Daemon Targaryen 02

    Daemon Targaryen 02

    🐉| He didn’t think many dragons were left |🐉

    Daemon Targaryen 02
    c.ai

    The wound was deeper than Daemon had thought.

    Blood soaked his leathers, hot and unrelenting, as Caraxes surged through the smoke-heavy skies above the Stepstones. The battle was won, barely—but the blade had struck between his ribs, and now every breath cut like glass. He muttered for Dragonstone, but Caraxes ignored him.

    The dragon flew east.

    Daemon’s vision blurred. He tried again—his voice weak, his grip failing. But Caraxes let out a low, unfamiliar cry—something mournful—and flew faster. Across open sea.

    He lost consciousness before the island appeared.

    When he woke, it was to firelight and the scent of salt, smoke, and strange herbs. He was lying on stone, his chest bare, the wound stitched clean. His sword was gone. But you were there. Quiet. Still.

    Your hands worked over him with practiced calm, pressing herbs into the wound. You didn’t speak. Didn’t flinch. You moved like someone who’d done this before—many times.

    He tried to ask where he was, who you were, but your hand pressed against his chest, firm and wordless, and something in him stilled. His eyes closed.

    When next he rose, pain laced his side, but he was strong enough to stand. He stepped out of the stone chamber into the open air—and froze.

    Dragons.

    Not three. Not five. Dozens.

    They sprawled across the cliffs and volcanic ridges like gods at rest—some curled in craters, others gliding lazily through mist-choked skies. Their colors were unlike any he’d seen—oil-slick wings, moss-colored scales, one so pale it gleamed like pearl.
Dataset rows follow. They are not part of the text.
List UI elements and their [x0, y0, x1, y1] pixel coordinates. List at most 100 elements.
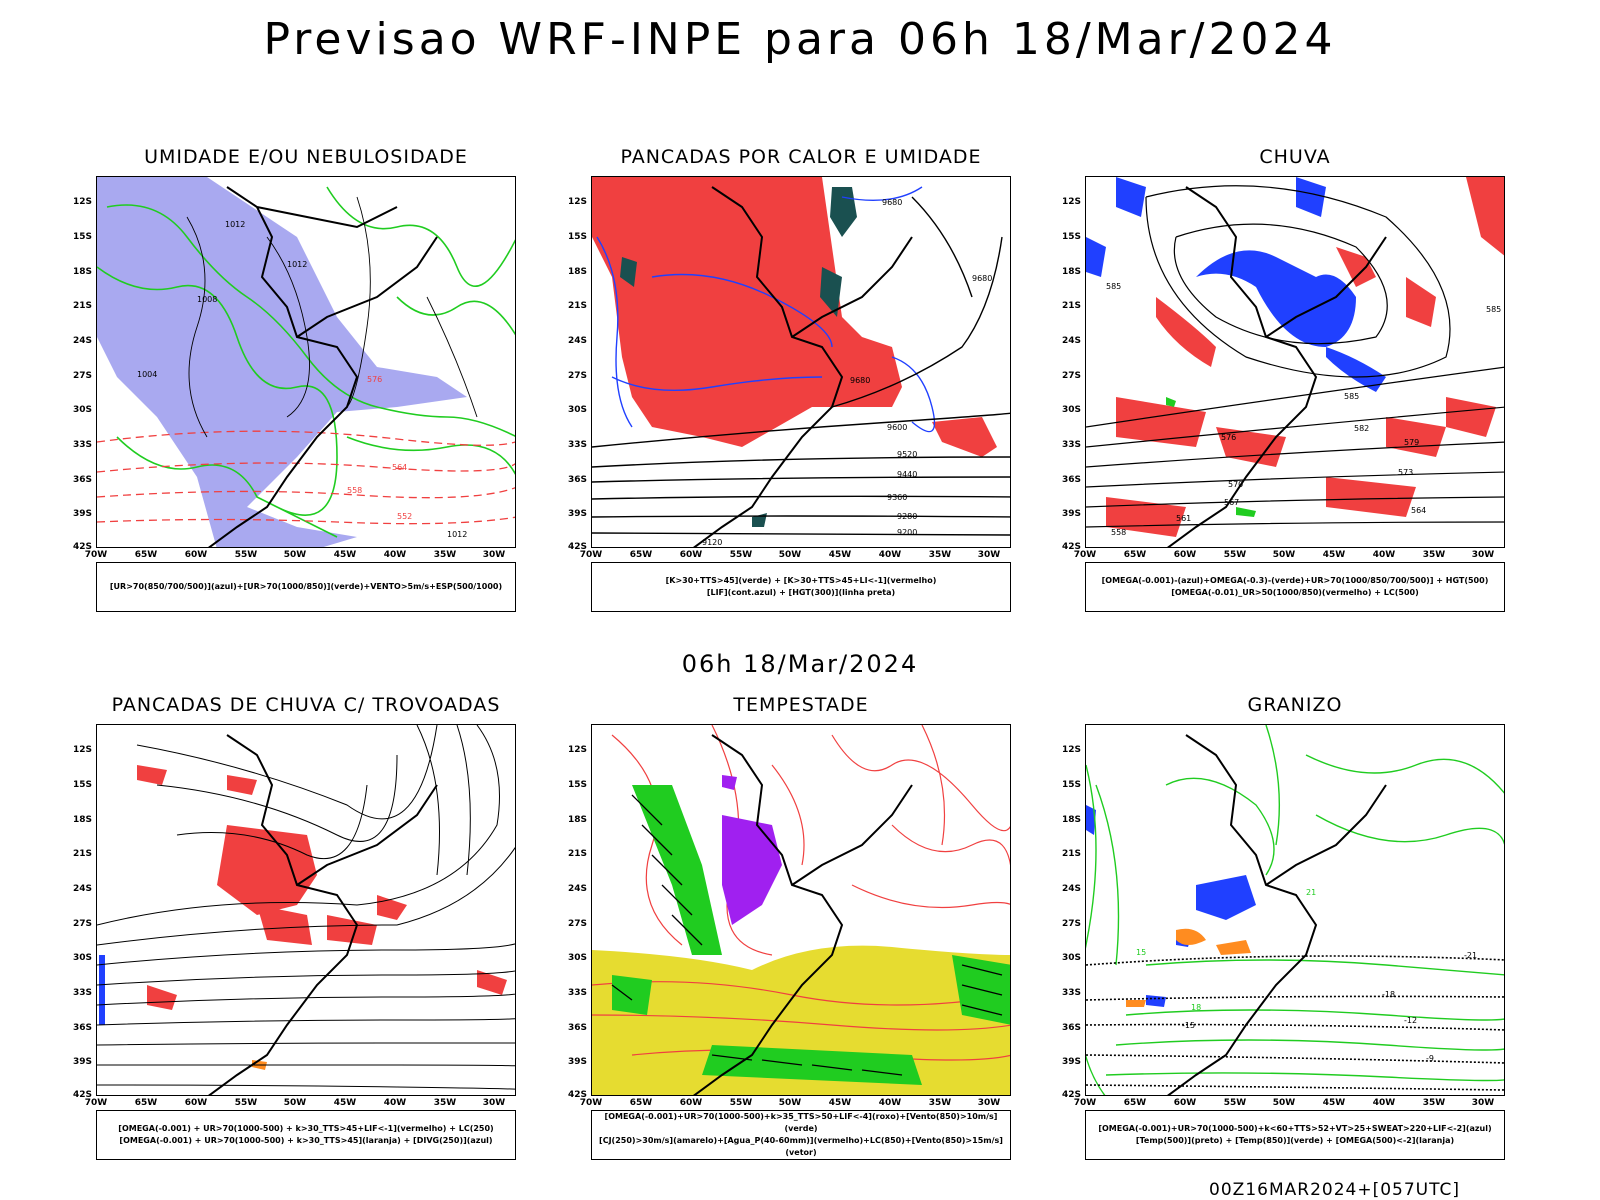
legend-line: [OMEGA(-0.001)+UR>70(1000-500)+k>35_TTS>…	[604, 1112, 998, 1133]
wind-vectors	[611, 794, 1003, 1076]
lat-label: 24S	[72, 884, 92, 894]
contour-label: 9680	[850, 376, 870, 385]
map-granizo: -21 -18 -15 -12 -9 15 18 21	[1085, 724, 1505, 1096]
lat-label: 15S	[567, 780, 587, 790]
coastline	[208, 186, 438, 547]
lat-label: 18S	[567, 267, 587, 277]
contour-label: 9600	[887, 423, 907, 432]
lat-label: 12S	[1061, 745, 1081, 755]
lon-label: 30W	[482, 1098, 506, 1108]
lon-label: 40W	[1372, 1098, 1396, 1108]
humidity-blue-area	[97, 177, 467, 547]
lon-label: 50W	[778, 1098, 802, 1108]
lon-label: 45W	[828, 1098, 852, 1108]
lat-label: 24S	[72, 336, 92, 346]
lat-label: 36S	[567, 475, 587, 485]
lon-label: 35W	[1422, 1098, 1446, 1108]
lat-label: 36S	[72, 475, 92, 485]
map-tempestade-svg	[592, 725, 1010, 1095]
blue-omega-areas	[1086, 177, 1386, 392]
lon-label: 40W	[383, 1098, 407, 1108]
lon-label: 45W	[333, 550, 357, 560]
contour-label: 558	[347, 486, 362, 495]
lat-label: 30S	[1061, 953, 1081, 963]
lon-label: 50W	[1272, 1098, 1296, 1108]
coastline	[693, 186, 913, 547]
lat-label: 15S	[1061, 780, 1081, 790]
lon-label: 35W	[1422, 550, 1446, 560]
lon-label: 35W	[928, 1098, 952, 1108]
contour-label: 567	[1224, 498, 1239, 507]
lon-label: 30W	[977, 550, 1001, 560]
legend-line: [Temp(500)](preto) + [Temp(850)](verde) …	[1135, 1136, 1455, 1145]
lon-label: 60W	[1173, 550, 1197, 560]
lon-label: 70W	[1073, 1098, 1097, 1108]
lon-label: 70W	[84, 1098, 108, 1108]
lon-label: 35W	[433, 1098, 457, 1108]
coastline	[1167, 734, 1387, 1095]
red-instability-area	[592, 177, 902, 447]
contour-label: 552	[397, 512, 412, 521]
contour-label: 9520	[897, 450, 917, 459]
map-pancadas-calor-svg: 9680 9680 9680 9600 9520 9440 9360 9280 …	[592, 177, 1010, 547]
lat-label: 39S	[567, 1057, 587, 1067]
lat-label: 18S	[567, 815, 587, 825]
lat-label: 42S	[567, 1090, 587, 1100]
lat-label: 27S	[1061, 919, 1081, 929]
contour-label: 564	[1411, 506, 1426, 515]
lat-label: 24S	[1061, 884, 1081, 894]
contour-labels: -21 -18 -15 -12 -9 15 18 21	[1136, 888, 1477, 1063]
lon-label: 60W	[1173, 1098, 1197, 1108]
lon-label: 30W	[482, 550, 506, 560]
coastline	[1167, 186, 1387, 547]
legend-line: [K>30+TTS>45](verde) + [K>30+TTS>45+LI<-…	[665, 576, 937, 585]
lat-label: 27S	[1061, 371, 1081, 381]
lon-label: 50W	[778, 550, 802, 560]
lat-label: 21S	[1061, 849, 1081, 859]
lat-label: 42S	[1061, 542, 1081, 552]
lon-label: 45W	[828, 550, 852, 560]
hgt500-black-contours	[1086, 185, 1504, 528]
lon-label: 50W	[1272, 550, 1296, 560]
lat-label: 33S	[1061, 440, 1081, 450]
lat-label: 30S	[567, 405, 587, 415]
lon-label: 35W	[928, 550, 952, 560]
lat-label: 15S	[72, 232, 92, 242]
lon-label: 55W	[234, 1098, 258, 1108]
contour-label: 1012	[287, 260, 307, 269]
lat-label: 27S	[72, 919, 92, 929]
lat-label: 42S	[1061, 1090, 1081, 1100]
lat-label: 27S	[567, 371, 587, 381]
contour-label: 582	[1354, 424, 1369, 433]
contour-label: 9440	[897, 470, 917, 479]
lon-label: 55W	[729, 550, 753, 560]
panel-title: UMIDADE E/OU NEBULOSIDADE	[144, 146, 468, 168]
lat-label: 12S	[567, 745, 587, 755]
red-storm-areas	[137, 765, 507, 1010]
lat-label: 36S	[1061, 1023, 1081, 1033]
lon-label: 60W	[679, 1098, 703, 1108]
run-identifier: 00Z16MAR2024+[057UTC]	[1209, 1180, 1460, 1200]
lon-label: 35W	[433, 550, 457, 560]
contour-label: -18	[1382, 990, 1395, 999]
lat-label: 12S	[72, 745, 92, 755]
lon-label: 65W	[629, 1098, 653, 1108]
lon-label: 30W	[977, 1098, 1001, 1108]
legend-line: [OMEGA(-0.001)-(azul)+OMEGA(-0.3)-(verde…	[1101, 576, 1489, 585]
lat-label: 21S	[72, 849, 92, 859]
lon-label: 55W	[1223, 550, 1247, 560]
lon-label: 60W	[679, 550, 703, 560]
lat-label: 33S	[567, 440, 587, 450]
lon-label: 70W	[579, 550, 603, 560]
panel-legend: [UR>70(850/700/500)](azul)+[UR>70(1000/8…	[96, 562, 516, 612]
streamlines	[97, 725, 515, 1090]
contour-label: 585	[1344, 392, 1359, 401]
contour-label: 9360	[887, 493, 907, 502]
lat-label: 18S	[72, 815, 92, 825]
blue-divergence	[99, 955, 105, 1025]
lat-label: 42S	[72, 542, 92, 552]
green-teal-patches	[620, 187, 857, 527]
lat-label: 36S	[567, 1023, 587, 1033]
lon-label: 45W	[1322, 550, 1346, 560]
lon-label: 40W	[1372, 550, 1396, 560]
    Daemon had believed the dragonlines were thinning. That only a few remained. But here…

    He had never seen this many in one place.

    Caraxes lay among them, silent, unthreatened. At peace.

    You stood nearby, watching the skies. The dragons didn’t fear you. They bowed their heads when you passed. You made no sound, issued no commands. Still, they listened.

    He stayed.

    At first, because he had to. But as days passed, strength returned, and he began to move through the island—quietly, watching. You were always there. Silent. Untouched by court or crown. A part of this place in a way he couldn’t explain.

    You tended to injured hatchlings with the same focus you’d used on him. You fed the dragons by hand. You knew when they were hungry, restless, in pain. They responded to you not with fear, but with… reverence.

    Daemon watched.

    He began to help. At first, out of pride. He carried wood, fetched water, ground roots with tools he barely understood. He cursed the slowness of it, but your silence was a mirror—reflecting things he hadn’t wanted to see in himself.

    You left him small things—herbs for sleep, folded cloth, berries he hadn’t asked for. You never spoke, but each gesture was deliberate. Quiet care woven through every day.

    He began to crave your presence.

    Not lust—not at first. Something older. Rawer.

    The way you moved through flame without flinching. The way dragons shifted when you passed. The way you looked at him—not like a prince, not like a danger—but like a man bleeding in a place he didn’t belong.

    At night, he lay awake. Listening. Thinking.

    He didn’t understand it. He didn’t want to.

    But the more time he spent in your world of stone and wing and fire, the more he began to feel something soft growing in the space between silence and breath. Something dangerous.

    One night, he stepped close while you were tending to a scale-burn on a young dragon’s wing. You didn’t turn, but you let him stand near. Close enough to see the smudge of ash on your cheek.

    He watched your hands move, steady and sure. You smelled of earth and wind and salt.

    "You've shown me things I thought were gone,” he said lowly, unsure if he meant dragons, or something else.

    You said nothing.

    But you didn’t walk away.

    And that, for Daemon, was enough.